I know a kind of people that dislike "fruitful hassle" -they are the people who shy away from learning something new, understanding the complex, working, and delayed gratification. But these kinds of people are rare. More prevalent is the little bits of this in everyone, or simply life circumstances that make civic wrangling difficult. Time to grow up. All good things, all real things, have a learning curve and require a commitment of time.

I would like to note the passing of a certain social thesis to the dustbin of history. In Better Together -Restoring American Community one chapter focused on Craigslist and asked if online community enhanced/enabled social capital. The authors disqualified online civic activity as a positive.
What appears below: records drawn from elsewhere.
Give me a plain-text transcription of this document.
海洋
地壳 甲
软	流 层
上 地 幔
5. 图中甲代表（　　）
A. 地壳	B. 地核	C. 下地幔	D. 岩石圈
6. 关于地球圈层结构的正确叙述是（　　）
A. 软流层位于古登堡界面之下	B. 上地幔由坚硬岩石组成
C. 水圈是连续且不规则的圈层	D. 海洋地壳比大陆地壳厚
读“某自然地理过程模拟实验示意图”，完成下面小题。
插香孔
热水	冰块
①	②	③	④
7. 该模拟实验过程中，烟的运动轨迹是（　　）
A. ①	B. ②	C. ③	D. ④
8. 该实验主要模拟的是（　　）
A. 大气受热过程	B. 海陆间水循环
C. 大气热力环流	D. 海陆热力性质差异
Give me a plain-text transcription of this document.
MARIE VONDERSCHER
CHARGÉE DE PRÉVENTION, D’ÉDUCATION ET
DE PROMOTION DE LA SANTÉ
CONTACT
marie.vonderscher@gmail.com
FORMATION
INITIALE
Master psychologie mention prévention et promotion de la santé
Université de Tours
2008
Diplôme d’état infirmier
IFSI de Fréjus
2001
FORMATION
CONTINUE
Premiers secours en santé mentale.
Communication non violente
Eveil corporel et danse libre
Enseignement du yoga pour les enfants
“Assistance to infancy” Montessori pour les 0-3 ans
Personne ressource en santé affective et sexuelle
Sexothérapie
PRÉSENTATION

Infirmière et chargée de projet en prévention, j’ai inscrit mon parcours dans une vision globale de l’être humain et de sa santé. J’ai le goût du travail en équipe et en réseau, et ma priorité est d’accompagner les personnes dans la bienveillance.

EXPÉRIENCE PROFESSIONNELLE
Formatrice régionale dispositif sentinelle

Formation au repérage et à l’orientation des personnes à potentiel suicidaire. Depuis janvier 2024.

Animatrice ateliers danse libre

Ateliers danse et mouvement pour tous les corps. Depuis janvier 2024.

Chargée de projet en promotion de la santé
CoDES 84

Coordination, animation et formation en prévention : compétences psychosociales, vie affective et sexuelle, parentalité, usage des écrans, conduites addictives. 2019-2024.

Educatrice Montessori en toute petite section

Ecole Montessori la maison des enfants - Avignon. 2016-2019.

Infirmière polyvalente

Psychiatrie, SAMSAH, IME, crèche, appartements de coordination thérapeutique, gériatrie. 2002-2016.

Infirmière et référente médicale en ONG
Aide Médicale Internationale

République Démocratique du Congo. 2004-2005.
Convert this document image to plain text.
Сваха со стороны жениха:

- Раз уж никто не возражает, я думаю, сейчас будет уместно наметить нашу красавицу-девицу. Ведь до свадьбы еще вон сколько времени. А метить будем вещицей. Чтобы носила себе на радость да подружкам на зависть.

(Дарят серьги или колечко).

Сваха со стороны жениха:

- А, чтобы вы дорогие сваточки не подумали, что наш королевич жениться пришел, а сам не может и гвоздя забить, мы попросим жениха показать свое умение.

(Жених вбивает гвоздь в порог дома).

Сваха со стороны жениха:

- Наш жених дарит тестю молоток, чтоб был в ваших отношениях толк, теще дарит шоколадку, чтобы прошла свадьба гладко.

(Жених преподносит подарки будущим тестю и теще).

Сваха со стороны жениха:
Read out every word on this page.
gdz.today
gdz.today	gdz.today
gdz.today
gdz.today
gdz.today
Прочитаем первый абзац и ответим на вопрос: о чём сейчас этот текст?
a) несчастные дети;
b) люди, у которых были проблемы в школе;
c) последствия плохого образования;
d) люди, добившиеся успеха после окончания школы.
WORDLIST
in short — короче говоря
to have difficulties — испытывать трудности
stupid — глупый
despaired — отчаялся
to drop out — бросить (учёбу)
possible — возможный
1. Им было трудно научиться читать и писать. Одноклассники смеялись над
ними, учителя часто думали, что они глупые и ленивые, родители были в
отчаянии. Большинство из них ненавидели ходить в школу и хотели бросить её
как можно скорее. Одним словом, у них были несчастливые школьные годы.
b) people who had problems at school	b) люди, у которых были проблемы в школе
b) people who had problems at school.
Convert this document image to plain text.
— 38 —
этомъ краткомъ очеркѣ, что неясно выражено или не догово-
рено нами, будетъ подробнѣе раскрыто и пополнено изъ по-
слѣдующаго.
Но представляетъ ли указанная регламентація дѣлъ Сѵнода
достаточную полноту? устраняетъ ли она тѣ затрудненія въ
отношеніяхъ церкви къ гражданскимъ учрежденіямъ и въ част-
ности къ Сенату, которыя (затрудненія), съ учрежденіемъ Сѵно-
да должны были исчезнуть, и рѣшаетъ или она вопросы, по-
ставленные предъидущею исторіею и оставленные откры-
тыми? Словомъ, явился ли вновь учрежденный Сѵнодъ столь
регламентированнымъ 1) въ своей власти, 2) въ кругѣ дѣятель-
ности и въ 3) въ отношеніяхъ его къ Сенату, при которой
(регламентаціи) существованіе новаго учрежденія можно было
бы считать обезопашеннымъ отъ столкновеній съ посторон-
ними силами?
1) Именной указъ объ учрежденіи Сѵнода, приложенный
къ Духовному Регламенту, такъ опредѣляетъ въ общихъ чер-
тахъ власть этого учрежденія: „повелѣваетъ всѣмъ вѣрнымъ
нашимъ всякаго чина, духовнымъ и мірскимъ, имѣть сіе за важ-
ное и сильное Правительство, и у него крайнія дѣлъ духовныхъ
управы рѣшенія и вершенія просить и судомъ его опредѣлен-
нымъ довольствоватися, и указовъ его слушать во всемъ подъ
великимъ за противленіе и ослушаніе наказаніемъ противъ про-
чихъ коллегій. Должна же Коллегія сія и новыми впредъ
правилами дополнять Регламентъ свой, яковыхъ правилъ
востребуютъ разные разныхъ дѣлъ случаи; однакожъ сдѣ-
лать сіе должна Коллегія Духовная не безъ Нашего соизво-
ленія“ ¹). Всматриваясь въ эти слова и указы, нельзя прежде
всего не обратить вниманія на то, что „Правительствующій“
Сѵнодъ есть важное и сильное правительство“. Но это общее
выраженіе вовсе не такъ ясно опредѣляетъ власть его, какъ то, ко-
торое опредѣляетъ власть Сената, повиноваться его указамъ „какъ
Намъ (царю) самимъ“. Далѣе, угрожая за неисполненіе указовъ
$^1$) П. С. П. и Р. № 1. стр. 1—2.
Bye Bye "Better Together", and every academic or NGO activist invested in opposing online civic activism. Bye, wave bye now, c-ya, bye, bye bye.

While mentioning those being left as the train of progress, power and glory leaves the station, I must mention the significant number of anti-computer/anti-internet students I attended college with at Evergreen State College. I especially remember one guy at my last house party in Olympia. He was extremely proud he did not know a single thing about using a computer. A girl in the room was charged with pride of association while say "yeah, he doesn't know how to type in one, what to do at all with one". These kids were usually from higher end middle-class families, raised on the values of 60's counterculture, and were taking the values to a Luddite extreme. I was one of the hot-dog computer science students on campus, often considered uncool or undermining the political revolution by my use of technology.

My government just abandoned those kids. My government just adopted the way I communicate. The Luddite end of the Left lost, and I won. We won.